Some initial work is done in https://github.com/TheThingsNetwork/lorawan-stack/tree/issue/76-send-txevents-upstream

johanstokking commented 3 years ago
  • Downlinks may be scheduled by the NS, or the PBA. Is there any use in forwarding TxAcknowledgements for downlinks scheduled by the PBA?

At the moment, no.

In any case, how can the GS recognize who scheduled the downlink? A simple solution I can think of is to extend the *ttnpb.DownlinkMessage with a ReportTxAcknowledgement boolean field, and have the NS set that to true when scheduling.

I don't understand, please clarify.

It is not mandatory for GS to report the TX acknowledgment back to NS. NS wouldn't also wait for it, it's just informative.

  • Currently, io.DownlinkTokens and *ttnpb.TxAcknowledgement only store the correlation IDs of the downlink message. I gather that they should be extended to include the *ttnpb.DownlinkMessage that was scheduled, right? In order to avoid sending the correlation IDs twice (as CorrelationIDs and DownlinkMessage.CorrelationIDs fields, can we deprecate the former since we most likely bumping minor for the API change anyway?

Yeah, I agree. However, ttnpb.TxAcknowledgment is gateway facing, and this breaks rule number 1 of the compatibility commitment, so you cannot change that API like you did in the feature branch. Also, gRPC and MQTT V3 gateways do not use downlink tokens like UDP and LBS, hence the correlation IDs are necessary to relate the TX ack to the downlink message. We cannot expect these gateways to the entire downlink message back.

So my suggestion would be to:

Note that we write "acknowledgment" (without "e"), as we use US English spelling throughout the codebase.

neoaggelos commented 3 years ago

In any case, how can the GS recognize who scheduled the downlink? A simple solution I can think of is to extend the *ttnpb.DownlinkMessage with a ReportTxAcknowledgement boolean field, and have the NS set that to true when scheduling.

I don't understand, please clarify.

So, GS receives a scheduling request, downlink is sent, and TxAck for that is received by the gateway. How does the GS know who scheduled the downlink (NS or PBA)? Is it enough to retrieve the Network Server peer with the device identifiers, and simply ignore the errors if no peer is found?

johanstokking commented 3 years ago

Ah, right.
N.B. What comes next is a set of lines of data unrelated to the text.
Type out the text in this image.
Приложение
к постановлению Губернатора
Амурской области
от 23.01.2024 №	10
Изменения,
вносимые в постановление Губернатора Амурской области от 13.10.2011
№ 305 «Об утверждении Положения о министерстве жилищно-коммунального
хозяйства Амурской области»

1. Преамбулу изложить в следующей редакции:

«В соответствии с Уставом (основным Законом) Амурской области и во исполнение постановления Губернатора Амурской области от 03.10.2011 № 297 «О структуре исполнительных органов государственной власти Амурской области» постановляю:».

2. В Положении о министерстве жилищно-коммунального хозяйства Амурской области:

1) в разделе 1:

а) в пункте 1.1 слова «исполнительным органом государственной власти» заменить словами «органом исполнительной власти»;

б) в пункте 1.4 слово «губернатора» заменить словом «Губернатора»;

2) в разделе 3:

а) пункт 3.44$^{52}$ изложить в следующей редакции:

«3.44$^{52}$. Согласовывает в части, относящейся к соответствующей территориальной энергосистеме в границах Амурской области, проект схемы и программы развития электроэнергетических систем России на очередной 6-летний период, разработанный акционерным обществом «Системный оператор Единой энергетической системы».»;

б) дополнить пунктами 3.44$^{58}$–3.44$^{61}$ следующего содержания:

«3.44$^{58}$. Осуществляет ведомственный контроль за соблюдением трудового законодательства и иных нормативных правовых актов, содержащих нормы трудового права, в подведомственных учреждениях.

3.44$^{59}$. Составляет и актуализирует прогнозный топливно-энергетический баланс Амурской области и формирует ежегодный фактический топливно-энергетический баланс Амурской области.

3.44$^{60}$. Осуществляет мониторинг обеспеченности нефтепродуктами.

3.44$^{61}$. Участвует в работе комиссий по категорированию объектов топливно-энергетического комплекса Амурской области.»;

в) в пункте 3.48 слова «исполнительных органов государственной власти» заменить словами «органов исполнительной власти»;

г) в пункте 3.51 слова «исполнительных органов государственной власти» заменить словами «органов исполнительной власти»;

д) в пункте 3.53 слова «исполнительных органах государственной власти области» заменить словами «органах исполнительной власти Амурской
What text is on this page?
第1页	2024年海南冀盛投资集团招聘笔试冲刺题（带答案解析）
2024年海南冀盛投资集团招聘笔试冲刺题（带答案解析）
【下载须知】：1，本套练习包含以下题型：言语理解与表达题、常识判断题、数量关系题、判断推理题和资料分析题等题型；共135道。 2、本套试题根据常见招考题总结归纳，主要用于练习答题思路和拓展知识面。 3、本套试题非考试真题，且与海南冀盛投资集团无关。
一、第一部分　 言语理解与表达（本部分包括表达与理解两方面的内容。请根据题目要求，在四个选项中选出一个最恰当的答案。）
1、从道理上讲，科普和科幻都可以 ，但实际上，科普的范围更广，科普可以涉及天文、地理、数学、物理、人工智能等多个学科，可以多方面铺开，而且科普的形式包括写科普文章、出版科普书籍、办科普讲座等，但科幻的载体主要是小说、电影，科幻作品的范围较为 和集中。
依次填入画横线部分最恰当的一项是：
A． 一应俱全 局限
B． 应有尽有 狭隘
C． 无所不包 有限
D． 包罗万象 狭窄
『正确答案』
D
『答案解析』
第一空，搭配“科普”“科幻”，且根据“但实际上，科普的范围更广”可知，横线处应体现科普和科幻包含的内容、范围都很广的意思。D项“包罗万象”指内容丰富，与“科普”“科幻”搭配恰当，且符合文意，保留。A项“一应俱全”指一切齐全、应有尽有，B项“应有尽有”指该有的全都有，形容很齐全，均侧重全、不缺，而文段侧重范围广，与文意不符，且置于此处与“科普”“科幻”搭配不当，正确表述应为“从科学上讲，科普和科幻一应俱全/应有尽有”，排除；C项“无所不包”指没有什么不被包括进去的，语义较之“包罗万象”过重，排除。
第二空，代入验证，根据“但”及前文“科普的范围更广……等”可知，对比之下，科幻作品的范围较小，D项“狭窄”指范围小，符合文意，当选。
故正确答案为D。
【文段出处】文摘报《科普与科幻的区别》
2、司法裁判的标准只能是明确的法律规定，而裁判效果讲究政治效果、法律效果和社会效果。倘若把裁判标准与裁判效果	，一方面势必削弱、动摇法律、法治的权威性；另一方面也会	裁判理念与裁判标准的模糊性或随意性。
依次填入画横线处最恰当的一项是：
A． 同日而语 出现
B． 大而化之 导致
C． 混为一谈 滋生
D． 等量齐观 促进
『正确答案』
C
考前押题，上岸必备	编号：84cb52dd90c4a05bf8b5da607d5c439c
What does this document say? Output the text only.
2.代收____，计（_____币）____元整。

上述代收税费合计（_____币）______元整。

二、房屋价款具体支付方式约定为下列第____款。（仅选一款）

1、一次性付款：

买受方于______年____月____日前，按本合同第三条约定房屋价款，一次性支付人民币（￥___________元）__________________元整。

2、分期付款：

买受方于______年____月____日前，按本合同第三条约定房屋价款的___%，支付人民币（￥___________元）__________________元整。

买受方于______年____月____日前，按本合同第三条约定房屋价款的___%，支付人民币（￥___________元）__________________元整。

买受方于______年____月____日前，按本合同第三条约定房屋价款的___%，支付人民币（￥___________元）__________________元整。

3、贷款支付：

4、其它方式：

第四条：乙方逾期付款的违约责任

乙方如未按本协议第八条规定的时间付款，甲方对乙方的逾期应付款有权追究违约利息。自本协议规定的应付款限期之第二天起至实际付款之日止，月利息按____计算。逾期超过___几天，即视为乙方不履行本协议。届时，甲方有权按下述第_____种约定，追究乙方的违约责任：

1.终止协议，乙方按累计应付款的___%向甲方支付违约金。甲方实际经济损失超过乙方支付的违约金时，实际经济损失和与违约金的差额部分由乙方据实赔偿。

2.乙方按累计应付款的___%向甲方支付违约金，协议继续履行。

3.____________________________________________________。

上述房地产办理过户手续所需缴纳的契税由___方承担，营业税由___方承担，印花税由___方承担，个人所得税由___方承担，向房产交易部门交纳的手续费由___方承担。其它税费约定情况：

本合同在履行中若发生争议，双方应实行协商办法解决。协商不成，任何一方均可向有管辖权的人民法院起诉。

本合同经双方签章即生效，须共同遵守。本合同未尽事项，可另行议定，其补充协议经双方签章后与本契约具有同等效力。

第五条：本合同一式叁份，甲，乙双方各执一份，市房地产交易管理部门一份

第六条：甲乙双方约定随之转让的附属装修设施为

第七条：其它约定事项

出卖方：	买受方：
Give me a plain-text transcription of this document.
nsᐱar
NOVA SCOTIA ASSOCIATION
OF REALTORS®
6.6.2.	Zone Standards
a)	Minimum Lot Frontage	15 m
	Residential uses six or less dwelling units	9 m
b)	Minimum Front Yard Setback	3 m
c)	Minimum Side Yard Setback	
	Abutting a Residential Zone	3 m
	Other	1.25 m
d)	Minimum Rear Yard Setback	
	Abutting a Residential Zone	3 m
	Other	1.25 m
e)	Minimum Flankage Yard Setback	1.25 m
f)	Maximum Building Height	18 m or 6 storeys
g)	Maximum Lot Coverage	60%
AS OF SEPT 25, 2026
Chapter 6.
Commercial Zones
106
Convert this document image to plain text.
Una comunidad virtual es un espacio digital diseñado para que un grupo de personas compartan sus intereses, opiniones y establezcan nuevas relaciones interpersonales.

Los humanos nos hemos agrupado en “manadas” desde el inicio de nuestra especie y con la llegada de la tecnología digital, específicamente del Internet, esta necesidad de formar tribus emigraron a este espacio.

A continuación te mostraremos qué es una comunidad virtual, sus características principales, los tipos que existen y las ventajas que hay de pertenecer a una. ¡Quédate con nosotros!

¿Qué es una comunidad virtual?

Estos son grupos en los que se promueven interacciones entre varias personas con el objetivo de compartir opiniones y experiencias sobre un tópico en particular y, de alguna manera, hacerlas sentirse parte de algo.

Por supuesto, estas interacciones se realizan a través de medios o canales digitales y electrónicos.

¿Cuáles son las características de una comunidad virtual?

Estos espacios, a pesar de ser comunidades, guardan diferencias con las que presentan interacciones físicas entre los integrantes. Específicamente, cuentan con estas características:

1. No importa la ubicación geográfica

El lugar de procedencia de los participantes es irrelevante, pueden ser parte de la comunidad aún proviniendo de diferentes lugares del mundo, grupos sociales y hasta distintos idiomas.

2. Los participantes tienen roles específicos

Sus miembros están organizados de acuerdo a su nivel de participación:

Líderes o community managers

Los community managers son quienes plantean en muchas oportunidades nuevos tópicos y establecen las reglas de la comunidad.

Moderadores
I don't think this belongs in DownlinkMessage but you might want to save state in GS, with the downlink token.

Even if we had a ReportTxAcknowledgment, and we might add support for this in PBA (which is not unlikely), we have a problem. We shouldn't make this too implicit like "PBA never sets TxAcknowledgment so it must be reported to NS"

neoaggelos commented 3 years ago

OK, I think the proposed solution here is not sufficient for NS to also handle #56, since NS omits fields from the DownlinkMessage that is sent to the Gateway Server (e.g. end device identifiers).

So, I think it is best to keep all this information on the NS side instead: Have NS store scheduled downlinks temporarily. When GS reports a TxAcknowledgment, NS checks if there is a matching scheduled downlink. If there is no match, skip (maybe print a warning). Otherwise, retrieve the complete downlink message, merge the TxSettings reported by the GS and then take care of forwarding to the AS.

As far as the list of scheduled downlinks stored by the NS:

This also solves the problem of figuring out the source that scheduled the downlink, we can simply rely on the GS forwarding table.

rvolosatovs commented 3 years ago
* We can match using (a) the correlation IDs (b) an atomically increasing counter (stored in Redis) or (c) a hash generated from the message. I prefer (b), (c) or something equivalent.

Can you clarify how such a counter would work? How is it communicated from NS to GS and to NS from GS? I'd much rather see if we can use the available information before adding new things. Overall payload hash combined with correlation IDs seems to be sufficient to reliably match the downlink.

neoaggelos commented 3 years ago

Closed with #3773